Open O&M is focused on information integration between four disparate technology arenas. Advancements in asset status assessment, through condition monitoring, specialised sensors and analysis tools, have been significant over the last decade. We are clearly at the point where Condition-based Maintenance (CBM) and Condition-based Operations (CBO) are becoming realisable strategies. But in many organisations this information is still only being used by local technicians who maintain the equipment. Integration of asset Condition Monitoring (CM)information with control systems and operations (OPS), enterprise asset management (EAM) and other decision support systems (DSS) has now become imperative.

Open O&M exploits the benefits of MIMOSA's common Asset Registry model to eliminate asset identification issues across multivendor systems and across different enterprise organisation solutions. Integrating this with the standard object models of OPC provides a recognised interface with automation systems and all supporting solutions, including in many cases, EAM. Working within the context defined by ISA-95 further ensures that this same information can be used by higher level enterprise applications. The OpenO&M Concept The emerging standard is specifically focused on providing value to end-users by creating plug and play capabilities for faster implementation and by allowing them to pick and choose the best solutions from suppliers that comply. An extensible, open architecture based on XML and service oriented interfaces that leverage best of breed technology and support practical interoperability and compliance is implicit in Open O&M.

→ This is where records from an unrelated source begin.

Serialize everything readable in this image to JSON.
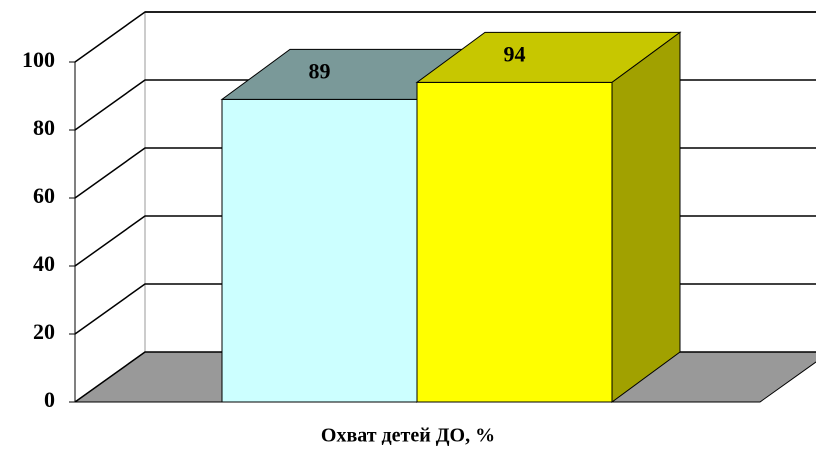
{
  "chart_data": {
    "type": "bar3d",
    "categories": [
      "Охват детей ДО, %"
    ],
    "series": [
      {
        "color": "#ccffff",
        "values": [
          89
        ]
      },
      {
        "color": "#ffff00",
        "values": [
          94
        ]
      }
    ],
    "ylim": [
      0,
      100
    ],
    "yticks": [
      0,
      20,
      40,
      60,
      80,
      100
    ],
    "grid": true
  }
}
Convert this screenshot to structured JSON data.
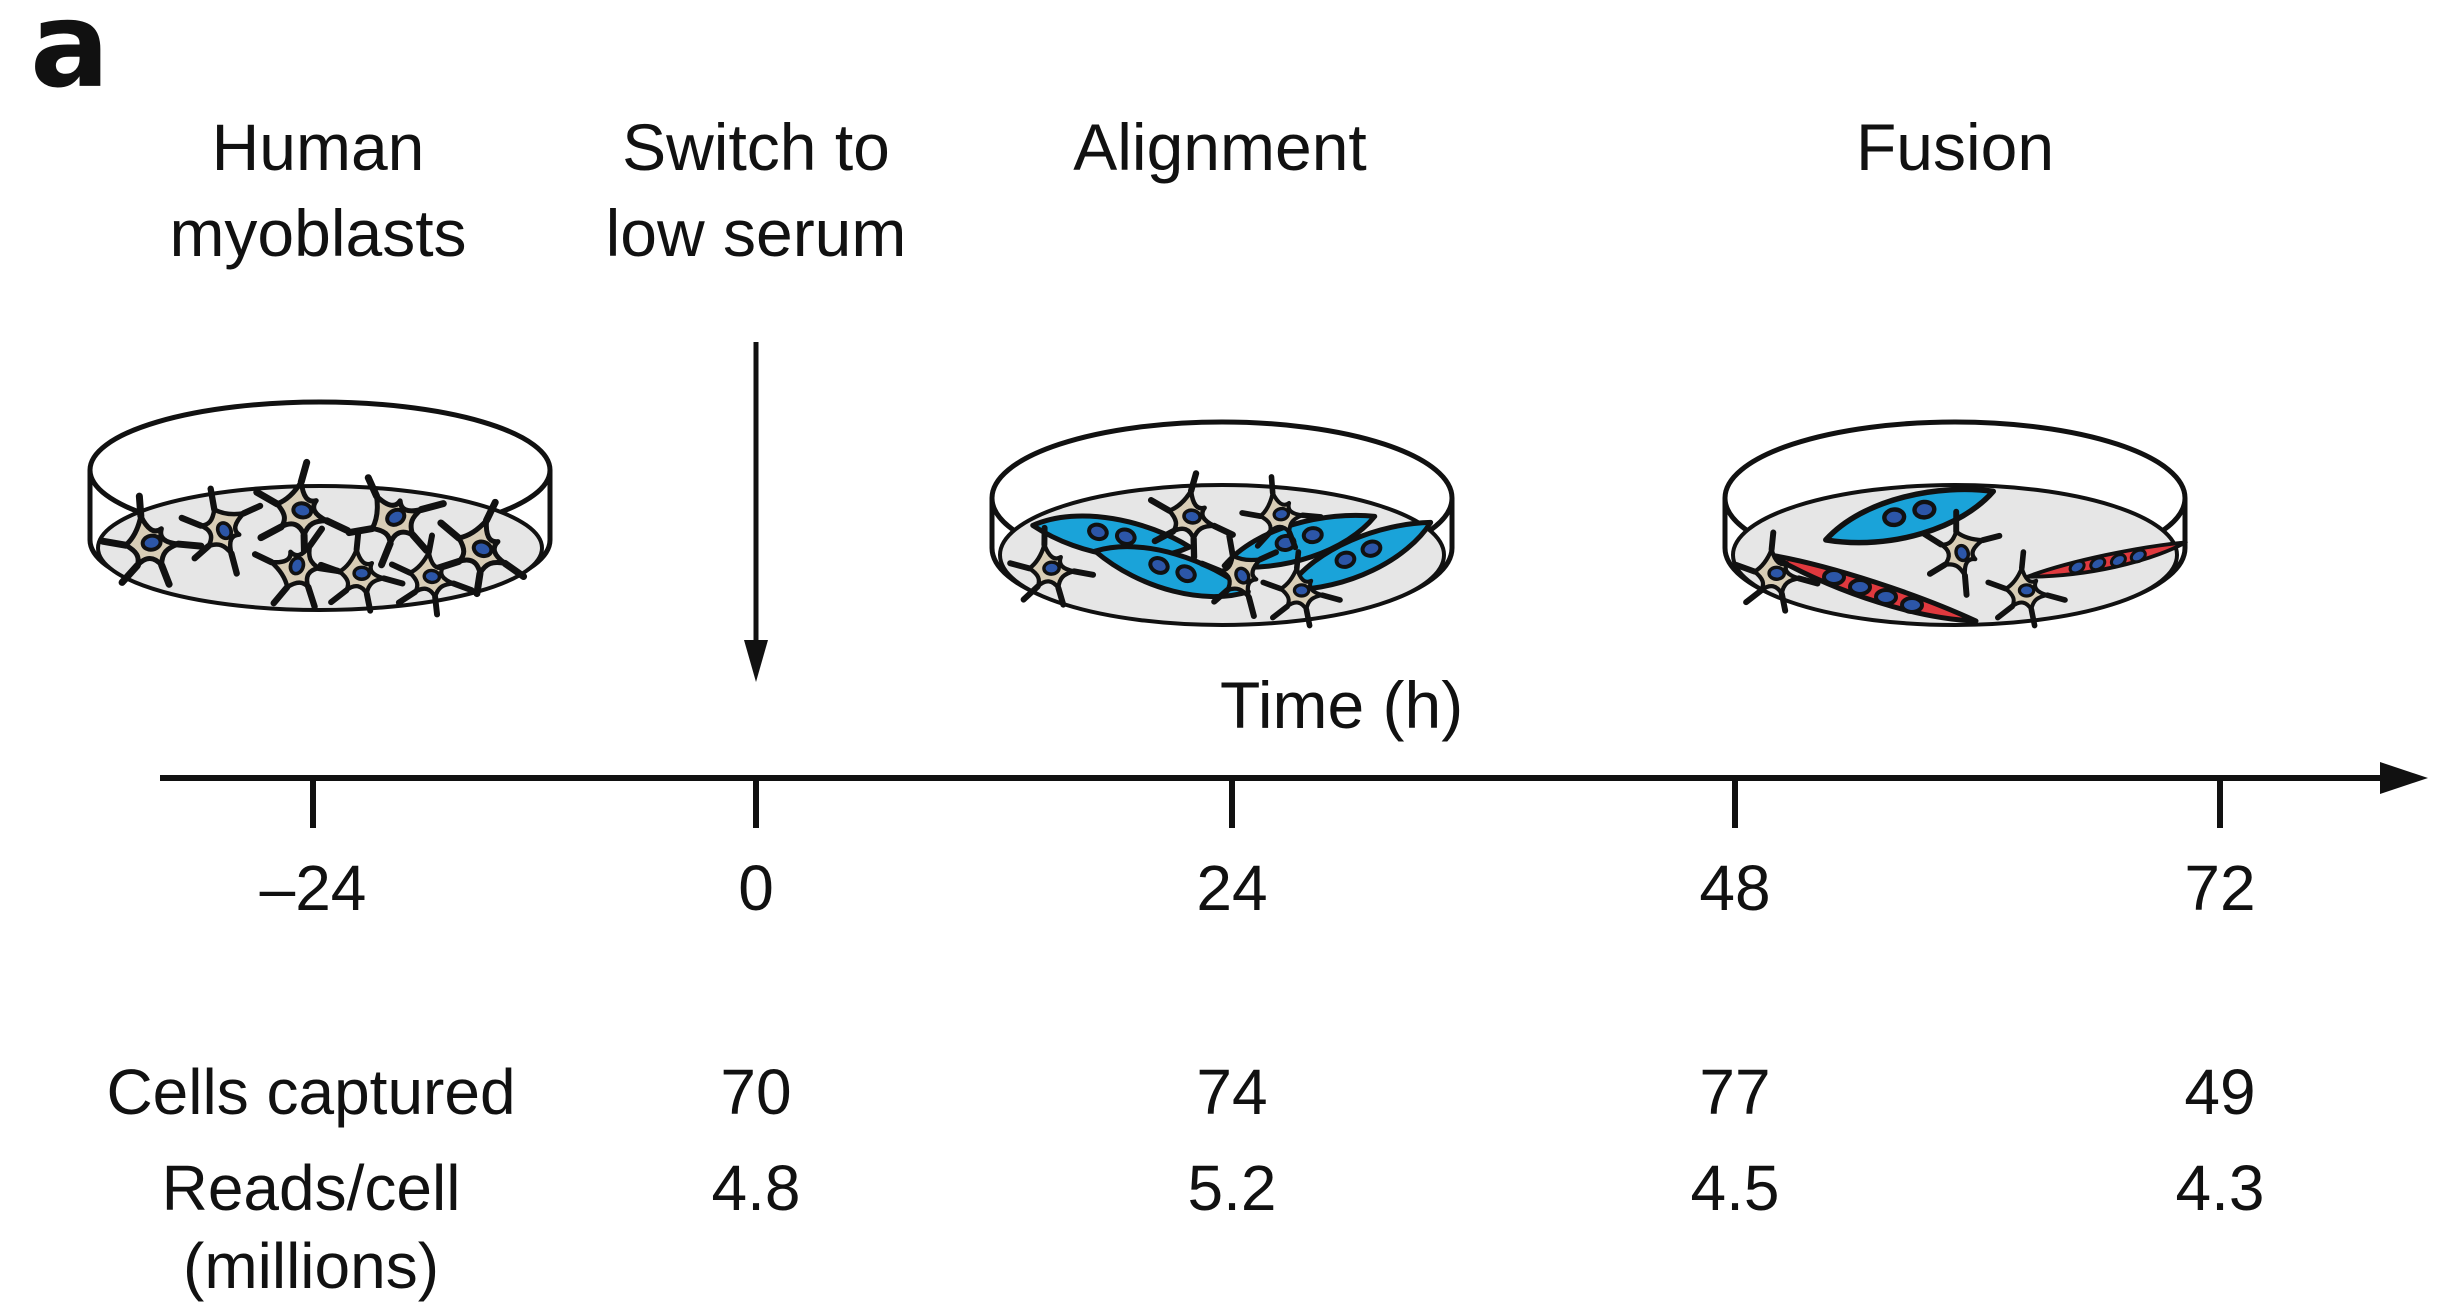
{
  "panel_label": "a",
  "stages": [
    {
      "lines": [
        "Human",
        "myoblasts"
      ]
    },
    {
      "lines": [
        "Switch to",
        "low serum"
      ]
    },
    {
      "lines": [
        "Alignment"
      ]
    },
    {
      "lines": [
        "Fusion"
      ]
    }
  ],
  "axis_title": "Time (h)",
  "ticks": [
    {
      "label": "–24"
    },
    {
      "label": "0"
    },
    {
      "label": "24"
    },
    {
      "label": "48"
    },
    {
      "label": "72"
    }
  ],
  "table": {
    "cells_label": "Cells captured",
    "reads_label_line1": "Reads/cell",
    "reads_label_line2": "(millions)",
    "cells_values": [
      "70",
      "74",
      "77",
      "49"
    ],
    "reads_values": [
      "4.8",
      "5.2",
      "4.5",
      "4.3"
    ]
  },
  "colors": {
    "line": "#111111",
    "dish_fill": "#e6e6e6",
    "myoblast_fill": "#d8cdb6",
    "aligned_cell_fill": "#1aa3d9",
    "fused_cell_fill": "#e0393e",
    "nucleus_fill": "#2c56a8"
  }
}
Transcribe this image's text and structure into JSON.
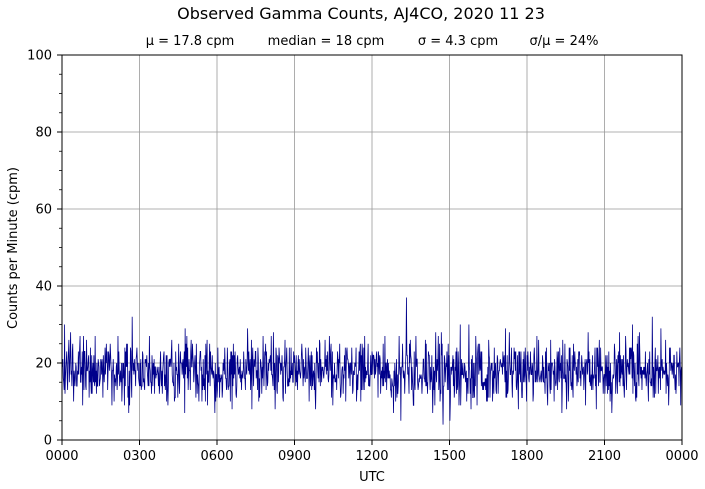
{
  "chart_data": {
    "type": "line",
    "title": "Observed Gamma Counts, AJ4CO, 2020 11 23",
    "subtitle_stats": [
      "μ = 17.8 cpm",
      "median = 18 cpm",
      "σ = 4.3 cpm",
      "σ/μ = 24%"
    ],
    "xlabel": "UTC",
    "ylabel": "Counts per Minute (cpm)",
    "x_tick_labels": [
      "0000",
      "0300",
      "0600",
      "0900",
      "1200",
      "1500",
      "1800",
      "2100",
      "0000"
    ],
    "y_tick_labels": [
      "0",
      "20",
      "40",
      "60",
      "80",
      "100"
    ],
    "xlim_minutes": [
      0,
      1440
    ],
    "ylim": [
      0,
      100
    ],
    "grid": true,
    "series_color": "#00008b",
    "grid_color": "#999999",
    "sample_interval_minutes": 1,
    "mean": 17.8,
    "median": 18,
    "std": 4.3,
    "min": 4,
    "max": 37,
    "notable_points": [
      {
        "utc": "1320",
        "cpm": 37
      },
      {
        "utc": "1307",
        "cpm": 5
      },
      {
        "utc": "1445",
        "cpm": 4
      },
      {
        "utc": "1501",
        "cpm": 5
      },
      {
        "utc": "0243",
        "cpm": 32
      },
      {
        "utc": "2251",
        "cpm": 32
      },
      {
        "utc": "0006",
        "cpm": 30
      },
      {
        "utc": "2205",
        "cpm": 30
      }
    ]
  }
}
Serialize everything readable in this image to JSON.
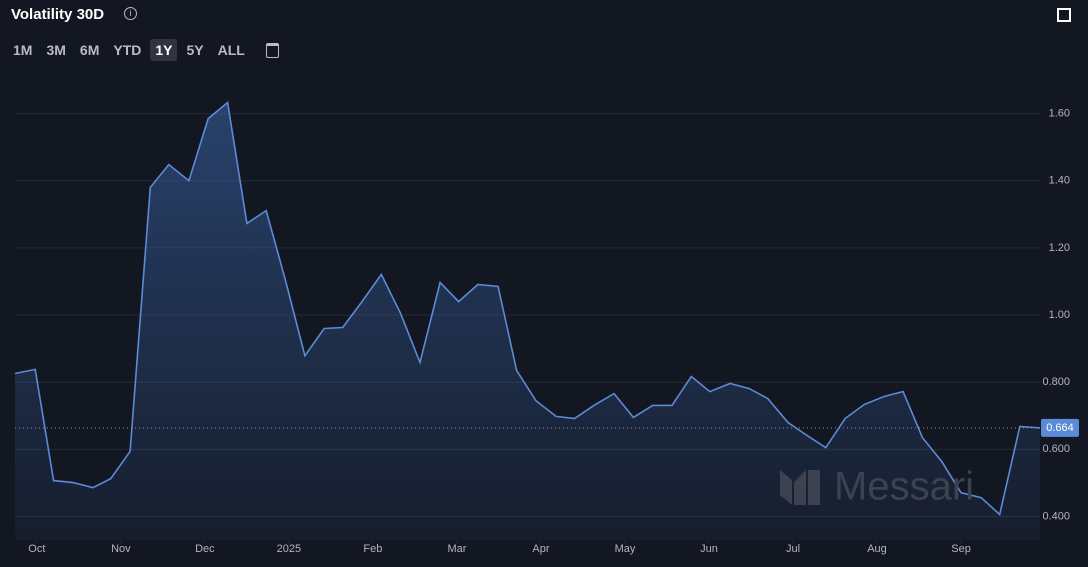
{
  "title": "Volatility 30D",
  "range_buttons": [
    "1M",
    "3M",
    "6M",
    "YTD",
    "1Y",
    "5Y",
    "ALL"
  ],
  "active_range": "1Y",
  "watermark": "Messari",
  "chart_data": {
    "type": "area",
    "x": [
      -0.26,
      -0.02,
      0.2,
      0.43,
      0.67,
      0.88,
      1.11,
      1.35,
      1.57,
      1.81,
      2.04,
      2.27,
      2.5,
      2.73,
      2.96,
      3.19,
      3.42,
      3.64,
      3.87,
      4.1,
      4.33,
      4.56,
      4.8,
      5.02,
      5.25,
      5.49,
      5.71,
      5.94,
      6.18,
      6.4,
      6.63,
      6.87,
      7.1,
      7.33,
      7.56,
      7.79,
      8.01,
      8.25,
      8.48,
      8.7,
      8.94,
      9.17,
      9.39,
      9.62,
      9.85,
      10.08,
      10.31,
      10.54,
      10.77,
      11.0,
      11.24,
      11.46,
      11.7,
      11.94
    ],
    "series": [
      {
        "name": "Volatility 30D",
        "color": "#5b8bd6",
        "values": [
          0.826,
          0.838,
          0.507,
          0.501,
          0.486,
          0.513,
          0.594,
          1.38,
          1.448,
          1.4,
          1.585,
          1.633,
          1.273,
          1.311,
          1.103,
          0.879,
          0.96,
          0.963,
          1.04,
          1.121,
          1.005,
          0.859,
          1.097,
          1.04,
          1.091,
          1.085,
          0.835,
          0.745,
          0.698,
          0.692,
          0.731,
          0.766,
          0.695,
          0.731,
          0.731,
          0.817,
          0.772,
          0.796,
          0.781,
          0.751,
          0.68,
          0.641,
          0.605,
          0.692,
          0.734,
          0.757,
          0.772,
          0.635,
          0.564,
          0.471,
          0.456,
          0.406,
          0.668,
          0.664
        ]
      }
    ],
    "xlim": [
      -0.26,
      11.94
    ],
    "xticks": [
      {
        "value": 0,
        "label": "Oct"
      },
      {
        "value": 1,
        "label": "Nov"
      },
      {
        "value": 2,
        "label": "Dec"
      },
      {
        "value": 3,
        "label": "2025"
      },
      {
        "value": 4,
        "label": "Feb"
      },
      {
        "value": 5,
        "label": "Mar"
      },
      {
        "value": 6,
        "label": "Apr"
      },
      {
        "value": 7,
        "label": "May"
      },
      {
        "value": 8,
        "label": "Jun"
      },
      {
        "value": 9,
        "label": "Jul"
      },
      {
        "value": 10,
        "label": "Aug"
      },
      {
        "value": 11,
        "label": "Sep"
      }
    ],
    "ylim": [
      0.33,
      1.7
    ],
    "yticks": [
      {
        "value": 0.4,
        "label": "0.400"
      },
      {
        "value": 0.6,
        "label": "0.600"
      },
      {
        "value": 0.8,
        "label": "0.800"
      },
      {
        "value": 1.0,
        "label": "1.00"
      },
      {
        "value": 1.2,
        "label": "1.20"
      },
      {
        "value": 1.4,
        "label": "1.40"
      },
      {
        "value": 1.6,
        "label": "1.60"
      }
    ],
    "grid": true
  }
}
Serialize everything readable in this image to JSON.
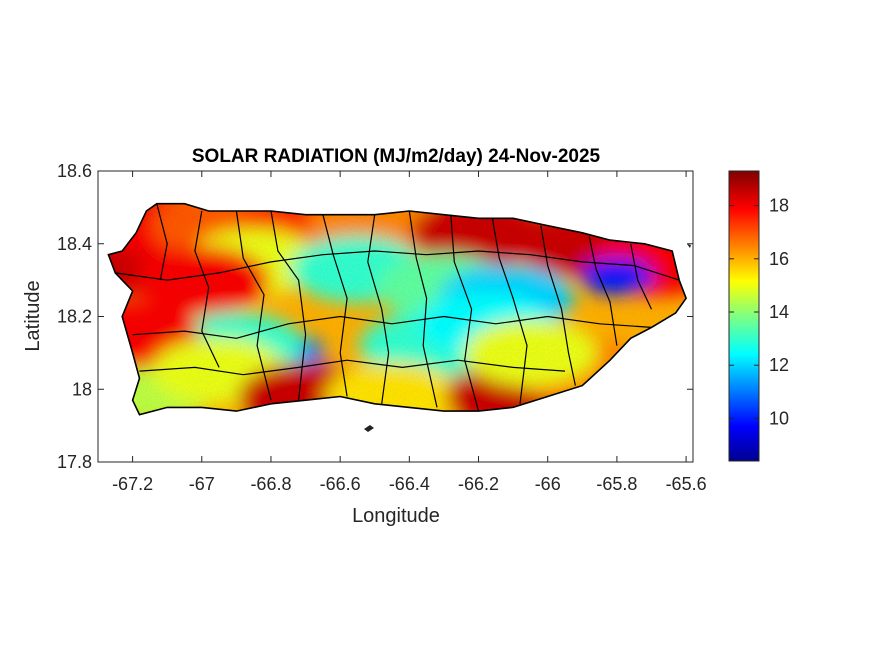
{
  "title": "SOLAR RADIATION (MJ/m2/day) 24-Nov-2025",
  "xlabel": "Longitude",
  "ylabel": "Latitude",
  "axes": {
    "xlim": [
      -67.3,
      -65.58
    ],
    "ylim": [
      17.8,
      18.6
    ],
    "x_ticks": [
      {
        "value": -67.2,
        "label": "-67.2"
      },
      {
        "value": -67.0,
        "label": "-67"
      },
      {
        "value": -66.8,
        "label": "-66.8"
      },
      {
        "value": -66.6,
        "label": "-66.6"
      },
      {
        "value": -66.4,
        "label": "-66.4"
      },
      {
        "value": -66.2,
        "label": "-66.2"
      },
      {
        "value": -66.0,
        "label": "-66"
      },
      {
        "value": -65.8,
        "label": "-65.8"
      },
      {
        "value": -65.6,
        "label": "-65.6"
      }
    ],
    "y_ticks": [
      {
        "value": 17.8,
        "label": "17.8"
      },
      {
        "value": 18.0,
        "label": "18"
      },
      {
        "value": 18.2,
        "label": "18.2"
      },
      {
        "value": 18.4,
        "label": "18.4"
      },
      {
        "value": 18.6,
        "label": "18.6"
      }
    ]
  },
  "colorbar": {
    "colormap": "jet",
    "range": [
      8.4,
      19.3
    ],
    "ticks": [
      {
        "value": 10,
        "label": "10"
      },
      {
        "value": 12,
        "label": "12"
      },
      {
        "value": 14,
        "label": "14"
      },
      {
        "value": 16,
        "label": "16"
      },
      {
        "value": 18,
        "label": "18"
      }
    ]
  },
  "chart_data": {
    "type": "heatmap",
    "title": "SOLAR RADIATION (MJ/m2/day) 24-Nov-2025",
    "xlabel": "Longitude",
    "ylabel": "Latitude",
    "xlim": [
      -67.3,
      -65.58
    ],
    "ylim": [
      17.8,
      18.6
    ],
    "grid": false,
    "units": "MJ/m2/day",
    "value_range": [
      8.4,
      19.3
    ],
    "field_points": [
      {
        "lon": -67.2,
        "lat": 18.35,
        "value": 18.5
      },
      {
        "lon": -67.1,
        "lat": 18.45,
        "value": 18.0
      },
      {
        "lon": -66.95,
        "lat": 18.45,
        "value": 17.0
      },
      {
        "lon": -66.7,
        "lat": 18.45,
        "value": 17.5
      },
      {
        "lon": -66.5,
        "lat": 18.45,
        "value": 16.5
      },
      {
        "lon": -66.2,
        "lat": 18.43,
        "value": 18.5
      },
      {
        "lon": -65.9,
        "lat": 18.4,
        "value": 18.5
      },
      {
        "lon": -65.68,
        "lat": 18.35,
        "value": 18.0
      },
      {
        "lon": -66.85,
        "lat": 18.35,
        "value": 15.0
      },
      {
        "lon": -66.55,
        "lat": 18.33,
        "value": 13.0
      },
      {
        "lon": -66.3,
        "lat": 18.28,
        "value": 13.5
      },
      {
        "lon": -66.12,
        "lat": 18.25,
        "value": 12.0
      },
      {
        "lon": -65.8,
        "lat": 18.31,
        "value": 10.0
      },
      {
        "lon": -66.75,
        "lat": 18.1,
        "value": 11.0
      },
      {
        "lon": -66.9,
        "lat": 18.12,
        "value": 13.0
      },
      {
        "lon": -66.35,
        "lat": 18.12,
        "value": 13.0
      },
      {
        "lon": -66.18,
        "lat": 18.18,
        "value": 12.5
      },
      {
        "lon": -67.15,
        "lat": 18.0,
        "value": 14.5
      },
      {
        "lon": -67.2,
        "lat": 18.15,
        "value": 18.0
      },
      {
        "lon": -66.95,
        "lat": 18.05,
        "value": 15.0
      },
      {
        "lon": -66.7,
        "lat": 17.98,
        "value": 18.5
      },
      {
        "lon": -66.45,
        "lat": 17.98,
        "value": 15.5
      },
      {
        "lon": -66.1,
        "lat": 17.98,
        "value": 18.5
      },
      {
        "lon": -65.9,
        "lat": 18.05,
        "value": 16.5
      },
      {
        "lon": -66.05,
        "lat": 18.1,
        "value": 15.0
      },
      {
        "lon": -67.0,
        "lat": 18.3,
        "value": 18.0
      }
    ]
  },
  "map": {
    "region": "Puerto Rico",
    "boundaries": "municipalities",
    "boundary_color": "#000000",
    "outside_color": "#ffffff"
  }
}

Collaborative Asset Life-cycle Management

Open O&M is consistent with the requirements identified in ARC's CALM and Multisite CALM strategies. CALM focuses on optimisation of all classes of assets across all life-cycle stages, from sourcing and installation, to operations, maintenance and retirement. CALM recognises the needs of multiple stakeholders in the asset management process and the value of cross-functional, collaborative decision-making. Cross-functional collaboration enables disparate departments such as operations, maintenance and procurement to work together in achieving better return on assets, reduced parts' inventories and more optimal asset deployment.

Multisite CALM (M-CALM) addresses the additional opportunities of cross-facility collaboration for organisations with geographically distributed assets. In this case information is shared across the same groups located at different sites in order to collaborate on best practices, maintenance knowledge, performance standards, resource sharing and asset performance measurement and improvement.

Open O&M has the potential to support both forms of collaborative asset management. Open O&M within a single site enables different functional groups to share information and work together. Organisations that implement Open O&M at all sites will also have a platform for standardisation which is mandatory for sharing information across sites and with external service providers.

Recommendations

- Implementing new standards requires a concerted, cooperative effort froms uppliers, end-users, and service providers. Everyone must first agree on the Open O&M standard. Suppliers must then develop products based on the new standard, end-users must deploy the new products and service providers must support and recommend them.

- ARC believes that Open O&M has the potential for addressing a vital issue in asset management. All end-users and suppliers should investigate this initiative by contacting MIMOSA, OPC Foundation or ISA-SP95.